“Hasud kenapa menghabiskan amal? Sebab itu merupakan bentuk protes sama Allah” (Abi Ihya).
Hasud/Hasad adalah satu sikap yang biasanya muncul dari seseorang yang tidak ridlo dengan ketentuan Allah subhanahu wata’ala. Jika saja seseorang qona’ah, nriman dengan pemberian-Nya, ridlo dengan ketentuan-Nya bisa dipastikan ia ridak akan iri terhadap nikmat yang dimiliki oleh orang lain.
Biasanya semakin seseorang mendapat banyak kenikmatan dari Allah, semakin banyak pula ia menemukan orang yang iri dengannya, dan semakin kecil kenikmatan seseorang dapatkan semakin kecil pula jumlah orang yang iri dengannya.
Secara umum, biasanya hasud terjadi dalam satu wilayah yang sama, biasanya seorang penjual bakso iri tidak lain dengan penjual bakso juga, seorang pedagang sayur hasud dengan sama-sama pedagang sayur, bahkan pada tingkat seorang kyai dengki juga kepada kyai yang lain.
Hasad adalah satu perbuatan maksiat kepada Allah yang dilakukan pertama kali oleh Iblis kepada Nabi Adam, dan lalu oleh Qobil kepada Habil. Dan melalui sikap ini, seseorang bisa mengalami gelap mata sehingga melakukan apapun agar kenikmatan yang dimiliki oleh pihak lain itu lenyap tak bersisa. Sehingga jangan heran jika kemudian pendengki itu sampai berani mengambil jalan gaib untuk menghancurkan pihak yang tidak ia sukai itu.
Ada satu tips yang disarankan Nabi dikala kita mendapatkan nikmat, yakni dengan serapat mungkin menutupinya, tidak perlu kemudian nikmat itu dikoar-koarkan karena sejatinya pasti akan ada pihak yang tidak terima dengan itu semua dan lalu melancarkan kedengkian kepada kita. Tutupi serapat mungkin maka kita akan selamat.
Benar saja jika hasad sampai menghancurkan amal kebaikan, karena sikap itu adalah simbol ketidakterimaan seorang manusia terhadap ketentuan Allah, secara tidak langsung seorang yang hasad berarti telah melancarkan sebentuk protes terhadap Allah.

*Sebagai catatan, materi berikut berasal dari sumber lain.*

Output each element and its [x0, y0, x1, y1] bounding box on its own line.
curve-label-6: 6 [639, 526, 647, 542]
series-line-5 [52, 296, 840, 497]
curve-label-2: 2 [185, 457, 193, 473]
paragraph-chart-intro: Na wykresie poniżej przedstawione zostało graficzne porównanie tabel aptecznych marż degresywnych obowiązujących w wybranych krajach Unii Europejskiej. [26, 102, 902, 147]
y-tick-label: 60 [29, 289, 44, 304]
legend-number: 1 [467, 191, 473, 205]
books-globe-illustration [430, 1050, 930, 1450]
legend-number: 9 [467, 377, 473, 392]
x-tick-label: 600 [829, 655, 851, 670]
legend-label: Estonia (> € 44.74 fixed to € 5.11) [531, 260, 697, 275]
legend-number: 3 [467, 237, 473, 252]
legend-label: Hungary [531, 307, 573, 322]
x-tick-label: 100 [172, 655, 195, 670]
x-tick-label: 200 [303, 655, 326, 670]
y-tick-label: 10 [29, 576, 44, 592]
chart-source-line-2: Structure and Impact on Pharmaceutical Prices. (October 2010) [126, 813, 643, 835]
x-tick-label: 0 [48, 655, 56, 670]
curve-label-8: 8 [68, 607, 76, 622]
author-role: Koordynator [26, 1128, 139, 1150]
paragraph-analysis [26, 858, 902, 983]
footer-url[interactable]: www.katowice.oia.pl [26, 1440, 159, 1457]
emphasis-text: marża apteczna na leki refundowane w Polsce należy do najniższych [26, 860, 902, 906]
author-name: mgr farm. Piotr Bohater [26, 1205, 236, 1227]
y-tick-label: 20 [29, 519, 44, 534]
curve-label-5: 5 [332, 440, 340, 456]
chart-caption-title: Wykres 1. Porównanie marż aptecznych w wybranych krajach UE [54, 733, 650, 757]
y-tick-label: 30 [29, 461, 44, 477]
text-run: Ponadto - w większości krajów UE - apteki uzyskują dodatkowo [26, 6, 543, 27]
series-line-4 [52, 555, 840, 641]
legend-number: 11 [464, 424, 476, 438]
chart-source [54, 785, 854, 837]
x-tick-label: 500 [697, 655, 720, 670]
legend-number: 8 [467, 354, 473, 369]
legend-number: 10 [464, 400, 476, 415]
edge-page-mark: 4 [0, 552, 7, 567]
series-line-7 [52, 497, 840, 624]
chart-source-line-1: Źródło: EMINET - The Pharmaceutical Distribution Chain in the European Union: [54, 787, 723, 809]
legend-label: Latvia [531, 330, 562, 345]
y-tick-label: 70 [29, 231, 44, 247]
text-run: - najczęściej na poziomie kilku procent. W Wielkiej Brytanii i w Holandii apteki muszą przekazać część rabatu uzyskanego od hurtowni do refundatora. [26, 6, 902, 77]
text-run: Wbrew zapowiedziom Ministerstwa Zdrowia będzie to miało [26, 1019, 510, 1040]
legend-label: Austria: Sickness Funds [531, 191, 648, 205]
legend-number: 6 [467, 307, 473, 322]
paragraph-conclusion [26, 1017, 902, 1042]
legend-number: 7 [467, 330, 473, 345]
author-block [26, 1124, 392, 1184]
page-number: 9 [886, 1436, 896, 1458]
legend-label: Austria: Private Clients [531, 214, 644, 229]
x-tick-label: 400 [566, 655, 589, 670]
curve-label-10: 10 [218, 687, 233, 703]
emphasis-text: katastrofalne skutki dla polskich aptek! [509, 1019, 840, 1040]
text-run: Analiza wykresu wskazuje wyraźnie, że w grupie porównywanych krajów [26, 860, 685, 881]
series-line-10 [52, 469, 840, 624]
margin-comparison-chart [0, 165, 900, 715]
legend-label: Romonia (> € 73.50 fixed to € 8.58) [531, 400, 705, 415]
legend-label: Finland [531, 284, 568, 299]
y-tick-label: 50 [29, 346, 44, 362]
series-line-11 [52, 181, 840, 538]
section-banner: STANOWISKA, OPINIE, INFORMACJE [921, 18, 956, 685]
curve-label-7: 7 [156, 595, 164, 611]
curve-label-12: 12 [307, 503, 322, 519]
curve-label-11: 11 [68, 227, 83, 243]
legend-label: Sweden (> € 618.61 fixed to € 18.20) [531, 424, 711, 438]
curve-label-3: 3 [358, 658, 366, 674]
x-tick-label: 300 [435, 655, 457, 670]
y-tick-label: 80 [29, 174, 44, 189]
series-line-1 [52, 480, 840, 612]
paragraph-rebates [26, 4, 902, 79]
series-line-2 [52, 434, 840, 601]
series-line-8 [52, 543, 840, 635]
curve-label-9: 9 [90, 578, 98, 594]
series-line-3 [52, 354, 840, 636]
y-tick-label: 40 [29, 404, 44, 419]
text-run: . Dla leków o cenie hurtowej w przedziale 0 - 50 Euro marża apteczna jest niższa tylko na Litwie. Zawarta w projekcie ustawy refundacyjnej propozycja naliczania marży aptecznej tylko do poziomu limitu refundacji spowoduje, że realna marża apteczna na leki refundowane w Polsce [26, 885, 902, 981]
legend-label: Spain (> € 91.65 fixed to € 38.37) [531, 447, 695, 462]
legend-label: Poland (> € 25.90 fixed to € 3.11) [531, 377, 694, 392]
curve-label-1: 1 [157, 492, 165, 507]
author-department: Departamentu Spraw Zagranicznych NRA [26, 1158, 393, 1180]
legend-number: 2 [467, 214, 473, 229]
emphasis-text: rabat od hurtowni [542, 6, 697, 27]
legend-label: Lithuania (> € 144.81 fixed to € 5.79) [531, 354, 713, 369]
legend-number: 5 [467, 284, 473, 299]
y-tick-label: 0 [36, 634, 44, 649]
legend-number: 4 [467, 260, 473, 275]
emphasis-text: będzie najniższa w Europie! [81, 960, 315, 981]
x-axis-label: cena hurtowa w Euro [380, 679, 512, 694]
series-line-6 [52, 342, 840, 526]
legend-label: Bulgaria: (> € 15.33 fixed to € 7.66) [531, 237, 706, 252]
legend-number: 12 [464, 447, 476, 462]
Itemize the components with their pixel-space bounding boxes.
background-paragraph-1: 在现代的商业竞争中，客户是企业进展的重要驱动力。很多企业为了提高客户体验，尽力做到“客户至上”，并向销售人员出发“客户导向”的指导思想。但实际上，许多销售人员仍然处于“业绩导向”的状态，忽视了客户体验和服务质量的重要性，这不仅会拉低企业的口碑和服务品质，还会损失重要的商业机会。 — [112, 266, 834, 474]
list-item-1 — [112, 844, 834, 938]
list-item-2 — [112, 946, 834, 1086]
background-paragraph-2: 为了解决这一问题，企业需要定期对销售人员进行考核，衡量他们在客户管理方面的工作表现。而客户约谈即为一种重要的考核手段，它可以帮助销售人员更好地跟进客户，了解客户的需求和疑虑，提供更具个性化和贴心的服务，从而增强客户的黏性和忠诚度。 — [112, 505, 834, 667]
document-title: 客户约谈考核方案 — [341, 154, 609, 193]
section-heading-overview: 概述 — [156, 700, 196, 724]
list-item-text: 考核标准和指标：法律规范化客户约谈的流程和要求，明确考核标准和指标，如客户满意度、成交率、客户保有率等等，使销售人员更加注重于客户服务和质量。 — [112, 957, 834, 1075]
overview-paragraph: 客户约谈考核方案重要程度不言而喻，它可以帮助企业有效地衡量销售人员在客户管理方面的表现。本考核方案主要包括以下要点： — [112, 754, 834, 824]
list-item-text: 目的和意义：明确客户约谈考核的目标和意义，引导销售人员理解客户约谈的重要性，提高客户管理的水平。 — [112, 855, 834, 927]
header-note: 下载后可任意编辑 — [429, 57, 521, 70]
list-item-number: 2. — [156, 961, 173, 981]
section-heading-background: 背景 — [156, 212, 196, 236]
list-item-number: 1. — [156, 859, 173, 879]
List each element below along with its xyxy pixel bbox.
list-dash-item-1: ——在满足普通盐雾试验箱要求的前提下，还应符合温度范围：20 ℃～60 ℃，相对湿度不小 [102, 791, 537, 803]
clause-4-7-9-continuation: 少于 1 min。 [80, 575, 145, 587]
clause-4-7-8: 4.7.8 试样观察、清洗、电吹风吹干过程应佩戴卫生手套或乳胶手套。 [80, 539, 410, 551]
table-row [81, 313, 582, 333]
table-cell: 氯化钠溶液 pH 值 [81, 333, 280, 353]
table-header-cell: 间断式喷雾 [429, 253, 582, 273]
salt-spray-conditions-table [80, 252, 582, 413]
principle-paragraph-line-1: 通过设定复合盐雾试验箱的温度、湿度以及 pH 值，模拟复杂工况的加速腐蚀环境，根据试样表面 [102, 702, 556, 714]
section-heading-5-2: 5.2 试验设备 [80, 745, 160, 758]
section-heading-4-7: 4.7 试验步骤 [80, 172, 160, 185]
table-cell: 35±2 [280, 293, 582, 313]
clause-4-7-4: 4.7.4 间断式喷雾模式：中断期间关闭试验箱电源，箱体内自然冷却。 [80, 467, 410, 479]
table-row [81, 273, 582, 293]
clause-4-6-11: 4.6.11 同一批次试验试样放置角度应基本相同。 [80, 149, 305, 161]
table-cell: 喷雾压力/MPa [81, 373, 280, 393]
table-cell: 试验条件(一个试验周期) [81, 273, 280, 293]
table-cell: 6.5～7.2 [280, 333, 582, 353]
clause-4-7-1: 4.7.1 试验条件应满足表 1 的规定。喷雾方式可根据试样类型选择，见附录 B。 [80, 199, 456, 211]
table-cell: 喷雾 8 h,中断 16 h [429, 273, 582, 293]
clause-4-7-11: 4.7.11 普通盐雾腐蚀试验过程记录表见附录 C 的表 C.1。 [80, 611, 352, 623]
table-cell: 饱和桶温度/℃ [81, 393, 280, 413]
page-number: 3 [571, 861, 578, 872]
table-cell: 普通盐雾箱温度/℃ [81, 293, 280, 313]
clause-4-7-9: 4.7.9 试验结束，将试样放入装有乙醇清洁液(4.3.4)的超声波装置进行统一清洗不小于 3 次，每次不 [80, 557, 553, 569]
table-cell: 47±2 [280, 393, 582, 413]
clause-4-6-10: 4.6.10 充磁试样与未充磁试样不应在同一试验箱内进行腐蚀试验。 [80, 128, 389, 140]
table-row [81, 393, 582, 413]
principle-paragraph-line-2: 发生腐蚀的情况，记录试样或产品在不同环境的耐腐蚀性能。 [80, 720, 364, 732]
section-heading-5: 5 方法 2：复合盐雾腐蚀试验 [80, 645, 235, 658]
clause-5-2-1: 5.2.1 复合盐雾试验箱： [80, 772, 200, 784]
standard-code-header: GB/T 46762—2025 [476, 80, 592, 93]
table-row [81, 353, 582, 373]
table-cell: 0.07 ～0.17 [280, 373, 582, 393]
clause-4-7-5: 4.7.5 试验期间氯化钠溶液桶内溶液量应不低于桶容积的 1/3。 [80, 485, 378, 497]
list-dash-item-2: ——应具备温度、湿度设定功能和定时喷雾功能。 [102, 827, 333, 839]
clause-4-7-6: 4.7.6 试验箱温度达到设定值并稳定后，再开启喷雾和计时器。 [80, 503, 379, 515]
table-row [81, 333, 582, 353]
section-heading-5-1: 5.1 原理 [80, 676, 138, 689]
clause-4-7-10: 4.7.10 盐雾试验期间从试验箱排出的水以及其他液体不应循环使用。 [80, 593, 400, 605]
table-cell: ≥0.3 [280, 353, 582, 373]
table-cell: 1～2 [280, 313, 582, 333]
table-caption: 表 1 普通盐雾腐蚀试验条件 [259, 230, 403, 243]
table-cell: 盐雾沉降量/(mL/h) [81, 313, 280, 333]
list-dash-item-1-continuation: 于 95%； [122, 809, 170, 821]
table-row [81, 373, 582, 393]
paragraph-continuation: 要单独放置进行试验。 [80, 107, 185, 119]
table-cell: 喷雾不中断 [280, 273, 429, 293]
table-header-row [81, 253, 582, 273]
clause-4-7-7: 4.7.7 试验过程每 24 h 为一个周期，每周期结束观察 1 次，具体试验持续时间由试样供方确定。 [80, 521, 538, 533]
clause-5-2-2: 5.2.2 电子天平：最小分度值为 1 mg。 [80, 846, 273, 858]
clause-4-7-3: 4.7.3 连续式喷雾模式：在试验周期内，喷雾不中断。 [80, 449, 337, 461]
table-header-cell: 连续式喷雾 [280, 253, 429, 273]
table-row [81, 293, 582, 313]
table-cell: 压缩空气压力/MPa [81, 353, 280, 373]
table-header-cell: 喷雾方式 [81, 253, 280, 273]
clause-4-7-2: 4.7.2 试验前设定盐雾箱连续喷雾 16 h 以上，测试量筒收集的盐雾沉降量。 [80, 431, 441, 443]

Terkait rizqi, sebenarnya kita tidak lagi perlu hasad menghasad, sebab Allahlah penjamin rizqi seluruh makhluqnya, tinggal bagaimana kita berusaha menjemput rizqi itu dengan melakukan berbagai amal positif. Rizqi sudah ada jatahnya masing-masing, ini bisa dibuktikan dengan semisal berjualan satu produk yang sama persis dengan harga yang sama, dilokasi yang bersebelahan, maka kita bisa melihat bagaimana Allah ta’ala membagi rizqi kepada dua pihak tadi dengan jumlah yang kemungkinan besar tidak sama.
Hasad bukan tentang seberapa dalam dan luar biasa tingkat keilmuan dan kealiman seseorang, meski kyai jika tidak waspada terhadap satu hal ini, bisa saja kemudian setan masuk menggoda membisikkan kedengkian terhadap pihak lain, maka alangkah baiknya jika kita kuatkan doa istiadzah kita dari dampak negatif sikap ini dengan memperbanyak membaca surat al-Falaq.
Wallahu a’lam.
Shabieq Imron Al Himam, alumni Ma’had Nurul Haromain Pujon. Saat ini meneruskan studi di Univ. Al-Azhar Kairo Mesir.